Aumentare le imposte? Forse, ma considerato che i veri ricchi sono finanziariamente apolidi perché muovono capitali con grande agilità e che i governi vogliono evitare letali deflussi, non resta che massacrare chi non può scappare, cioè l’internazionale dei kulaki, come ben sappiamo noi italiani a reddito fisso e soprattutto fesso.
Discorso analogo per forme di repressione finanziaria: non toccherebbero i veri ricchi ma solo i comuni mortali. Nel frattempo, nel Regno Unito, lo psicodramma prosegue e rischia di diventare dramma vero, con reminiscenze del cruento salvataggio del 1976 per mano del Fondo monetario internazionale. Solo che non siamo più nel 1976 e le società sono in ebollizione, opportunamente titillate da sobillatori che sembrano onnipotenti, oltre a uscire dai fottuti pixel di ogni social, di cui a volte accade che siano proprietari.
Nel frattempo, i deficit e la forza del dollaro hanno risvegliato i bond vigilantes anche in Brasile, paese che ha un rapporto deficit-Pil di ben il 10 per cento. I mercati non si fidano delle promesse di tagli di Lula, e la sofferenza prosegue.
Attenzione agli USA
Il Regno Unito rischia di essere il preview su scala ridotta di quello che potrebbe accadere negli Stati Uniti. Che tuttavia, in caso venissero sfidati dai mercati ben oltre l’attuale irripidimento della curva dei rendimenti, potrebbero reagire con misure tali da creare un inverno nucleare sul sistema degli scambi internazionali e sui mercati stessi, oltre che con fughe in avanti di aggressività militare.
Non facciamo correre troppo la fantasia nera, ma restiamo consapevoli che il mondo ha un problema di debito abnorme e che la soluzione di tale problema non pare essere la crescita, viste le pressioni protezionistiche e l’allontanamento dalle dinamiche prettamente economiche ed economicistiche che abbiamo visto durante il periodo della globalizzazione trionfante.
Come sempre, i mercati proseguono nel business as usual finché qualcosa non crea il break strutturale e il cambio di narrazione. In altri tempi, un dato di occupazione inferiore alle attese causerebbe un rally di sollievo, perché la regola del pollice dice che meno occupati uguale meno attività e meno attività uguale prezzi in raffreddamento. Ma oggi è diverso: un calo di occupazione può coesistere con pressioni inflazionistiche da protezionismo e strozzature nell’offerta di forza lavoro. E se il dato è forte, la brutta notizia raddoppia.

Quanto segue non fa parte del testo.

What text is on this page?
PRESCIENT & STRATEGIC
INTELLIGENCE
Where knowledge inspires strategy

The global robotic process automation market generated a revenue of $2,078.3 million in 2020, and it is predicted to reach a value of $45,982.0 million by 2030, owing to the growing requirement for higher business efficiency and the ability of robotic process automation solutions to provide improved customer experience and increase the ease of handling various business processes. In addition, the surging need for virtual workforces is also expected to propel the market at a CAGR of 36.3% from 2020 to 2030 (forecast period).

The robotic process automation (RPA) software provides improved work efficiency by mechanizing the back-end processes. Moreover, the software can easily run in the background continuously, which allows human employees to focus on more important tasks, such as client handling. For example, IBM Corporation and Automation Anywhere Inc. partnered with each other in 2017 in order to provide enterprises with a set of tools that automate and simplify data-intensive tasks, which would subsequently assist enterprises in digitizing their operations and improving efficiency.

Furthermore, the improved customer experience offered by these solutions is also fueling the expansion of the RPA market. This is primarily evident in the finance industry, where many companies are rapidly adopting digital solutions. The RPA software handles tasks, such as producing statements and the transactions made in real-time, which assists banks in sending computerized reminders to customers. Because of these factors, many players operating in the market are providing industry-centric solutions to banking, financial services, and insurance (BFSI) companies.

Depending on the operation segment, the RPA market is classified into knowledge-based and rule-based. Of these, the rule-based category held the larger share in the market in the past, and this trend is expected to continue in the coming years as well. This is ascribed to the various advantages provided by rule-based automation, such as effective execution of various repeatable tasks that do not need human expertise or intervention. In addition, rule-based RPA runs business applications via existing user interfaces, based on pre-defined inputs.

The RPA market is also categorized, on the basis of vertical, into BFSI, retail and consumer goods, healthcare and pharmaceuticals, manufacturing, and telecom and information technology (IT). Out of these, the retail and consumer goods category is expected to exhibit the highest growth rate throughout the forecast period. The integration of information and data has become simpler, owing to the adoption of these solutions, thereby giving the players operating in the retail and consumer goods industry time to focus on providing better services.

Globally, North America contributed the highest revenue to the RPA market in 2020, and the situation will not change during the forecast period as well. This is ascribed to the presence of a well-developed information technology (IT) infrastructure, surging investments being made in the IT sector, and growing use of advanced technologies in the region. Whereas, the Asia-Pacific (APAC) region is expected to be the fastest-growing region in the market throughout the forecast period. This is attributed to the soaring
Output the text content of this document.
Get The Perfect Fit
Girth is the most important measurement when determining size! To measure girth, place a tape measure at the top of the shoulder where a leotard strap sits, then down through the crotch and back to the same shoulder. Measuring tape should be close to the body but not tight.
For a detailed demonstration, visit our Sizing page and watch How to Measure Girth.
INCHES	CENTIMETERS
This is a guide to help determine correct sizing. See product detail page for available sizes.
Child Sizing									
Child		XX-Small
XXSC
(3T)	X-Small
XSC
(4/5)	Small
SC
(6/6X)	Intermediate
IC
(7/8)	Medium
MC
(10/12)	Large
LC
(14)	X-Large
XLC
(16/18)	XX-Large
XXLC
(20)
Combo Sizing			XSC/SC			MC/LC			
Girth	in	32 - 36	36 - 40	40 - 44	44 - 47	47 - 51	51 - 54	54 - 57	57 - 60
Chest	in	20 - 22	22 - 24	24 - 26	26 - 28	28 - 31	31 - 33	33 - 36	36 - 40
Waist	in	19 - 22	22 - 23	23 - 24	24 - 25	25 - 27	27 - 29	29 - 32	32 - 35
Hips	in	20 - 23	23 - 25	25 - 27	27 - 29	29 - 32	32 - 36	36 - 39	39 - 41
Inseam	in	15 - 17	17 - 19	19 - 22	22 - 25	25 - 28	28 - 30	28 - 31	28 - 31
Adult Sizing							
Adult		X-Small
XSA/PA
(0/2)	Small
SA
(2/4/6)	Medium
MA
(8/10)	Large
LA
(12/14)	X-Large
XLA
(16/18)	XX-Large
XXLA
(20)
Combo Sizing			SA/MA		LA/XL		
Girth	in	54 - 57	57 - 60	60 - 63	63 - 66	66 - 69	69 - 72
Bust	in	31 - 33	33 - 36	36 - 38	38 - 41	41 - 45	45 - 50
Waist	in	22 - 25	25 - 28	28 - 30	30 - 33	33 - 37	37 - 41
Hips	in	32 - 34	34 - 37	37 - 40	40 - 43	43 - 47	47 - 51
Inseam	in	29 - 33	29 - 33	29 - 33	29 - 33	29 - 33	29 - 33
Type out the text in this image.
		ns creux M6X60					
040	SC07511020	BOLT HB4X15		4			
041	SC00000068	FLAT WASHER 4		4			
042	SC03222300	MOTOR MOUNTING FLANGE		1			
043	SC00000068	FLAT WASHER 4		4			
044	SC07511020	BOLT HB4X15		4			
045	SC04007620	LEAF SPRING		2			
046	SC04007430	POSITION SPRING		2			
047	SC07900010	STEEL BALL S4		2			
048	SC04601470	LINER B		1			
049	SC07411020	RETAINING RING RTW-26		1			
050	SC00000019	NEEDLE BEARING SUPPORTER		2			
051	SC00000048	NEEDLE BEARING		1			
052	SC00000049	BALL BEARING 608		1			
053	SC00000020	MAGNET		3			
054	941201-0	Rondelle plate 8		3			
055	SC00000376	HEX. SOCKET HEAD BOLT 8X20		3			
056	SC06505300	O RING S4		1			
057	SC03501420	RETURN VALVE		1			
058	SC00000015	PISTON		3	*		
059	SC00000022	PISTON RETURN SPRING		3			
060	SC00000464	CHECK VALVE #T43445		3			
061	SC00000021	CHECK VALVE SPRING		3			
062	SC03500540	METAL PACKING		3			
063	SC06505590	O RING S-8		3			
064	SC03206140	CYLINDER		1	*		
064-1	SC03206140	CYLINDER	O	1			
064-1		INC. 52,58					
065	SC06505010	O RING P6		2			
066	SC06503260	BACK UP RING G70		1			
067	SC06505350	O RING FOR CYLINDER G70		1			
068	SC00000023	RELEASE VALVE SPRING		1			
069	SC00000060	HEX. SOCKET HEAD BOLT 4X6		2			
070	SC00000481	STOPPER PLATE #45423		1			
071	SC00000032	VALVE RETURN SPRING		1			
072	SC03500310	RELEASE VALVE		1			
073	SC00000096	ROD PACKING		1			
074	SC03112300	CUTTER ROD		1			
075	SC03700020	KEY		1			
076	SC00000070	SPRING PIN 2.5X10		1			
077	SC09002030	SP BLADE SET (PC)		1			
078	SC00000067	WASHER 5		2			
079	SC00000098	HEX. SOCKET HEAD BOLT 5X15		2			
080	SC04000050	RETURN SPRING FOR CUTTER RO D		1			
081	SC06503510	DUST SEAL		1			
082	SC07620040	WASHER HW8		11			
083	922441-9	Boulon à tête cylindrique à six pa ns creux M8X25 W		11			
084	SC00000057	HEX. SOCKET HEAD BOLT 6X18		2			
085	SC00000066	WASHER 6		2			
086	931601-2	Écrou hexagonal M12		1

E poiché siamo entrati nell’era in cui la regola del pollice è sostituita da quella del medio, ecco l’oro che si apprezza senza sosta nonostante il forte aumento dei rendimenti reali. Il mondo al contrario, decisamente. Oppure, cambiato il paradigma, il mondo caotico, incattivito e impaurito di cui l’oro torna a essere sovrano.
Come finirà? Non lo so, ma è importante notare che gli Stati Uniti hanno un problema diverso rispetto all’Europa. Negli USA non c’è stagflazione, mentre nel Regno Unito sì. Nell’Eurozona, una crescita debole porta a minori entrate fiscali, mentre si dibatte di grandi investimenti e di come impedire che le nostre aziende prendano il volo verso gli States. Non sono sicuro che l’inflazione stia davvero diminuendo, nonostante il Pil anemico. Vedremo nei prossimi mesi.
Che altro, nello scenario? Forse gli alti tassi d’interesse causeranno un evento avverso di stabilità finanziaria, costringendo le banche centrali ad aprire l’idrante per l’ulteriore sballo dei mercati. Per ora, facciamoci bastare il fatto che i bond vigilantes non sembrano intenzionati a iniziare il lavoro dall’Italia.